After COVID, Cheshire Academy Plans Big Changes


Cheshire Academy, one of the oldest independent boarding schools in the country, has recently announced that they will be making big changes in the coming months, not just to their pricing, but also to their campus. 

For Head of School Julie Anderson, this change is all about equity and responding to the hardships of families who live in the area. 

“We understand that, when families look at schools to send their children to, the price of Cheshire Academy can cause a family to overlook the school for their children,” she said. “We spent a lot of time discussing this with our peer schools, financial advisors, alumni and board of trustees and we decided that we would take this leap of faith in lowering our fee structure.”

For the 2022-2023 school year, Cheshire Academy will reduce by a third its traditional tuition for day students — from $42,320 to $29,850. Seven-day boarding tuition will also be reduced by 10%, from $63,600 to $57,250.

“We really took into consideration what would be more reasonable for families in our area here, and we still will offer financial aid and need-based aid to those who qualify for it,” Anderson explained. “This really feels like we are doing the right thing.”

According to Anderson, the changes are designed to make Cheshire Academy more appealing to families in Cheshire and around the world who are struggling financially. 

“We understand that COVID-19 took a toll on all of us, and COVID-19 really made us rethink our priorities, which is why we are also changing a number of things on campus as well,” Anderson said.

In addition to the fee-structure change, Cheshire Academy is also going to be adding a variety of new campus additions to help ensure that sports practice and other activities are equitable. 

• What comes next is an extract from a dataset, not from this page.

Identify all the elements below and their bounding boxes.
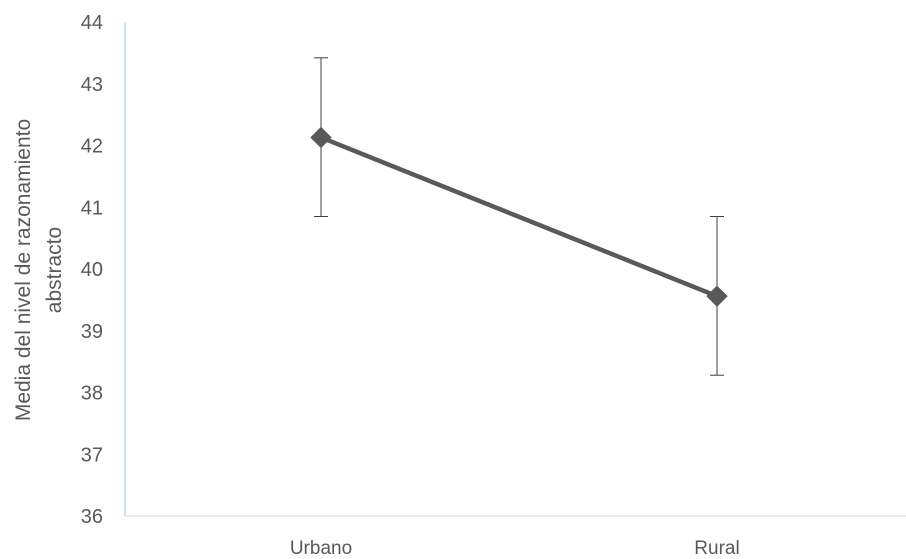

“We are planning on installing a new turf field and improving the one we currently have, so we will have two turf fields available for use by our sports teams,” Anderson added. 

Currently, Cheshire Academy only has one field, making it difficult for both men and women’s teams to practice or schedule games. 

“We really wanted better equity for our teams,” Anderson explained. “This will allow for better access to the fields, which really reflects the college model we are trying to replicate.”

In addition to the new turf field, Cheshire Academy also has plans for three new tennis courts and the construction of a new $25- to $30-million field house and theater complex to address the needs of not only students who are involved in sports, but the arts as well.

“We want to improve the experience of our students and give them what they will need for their future aspirations. We also want to improve the experience of our female athletes,” she detailed. “We hired three new female coaches, from Vassar College, Central Connecticut State University, and Eastern Connecticut State University.”

In order to make these new improvements happen, Anderson said Cheshire Academy will be utilizing funds received from their alumni and Board of Trustees. 

“We received a bequest and a substantial endowment from two individuals who we are incredibly grateful for, but we are not going public with their names at this time,” she added. “We really have the most amazing people supporting us and our vision of what we feel is right.”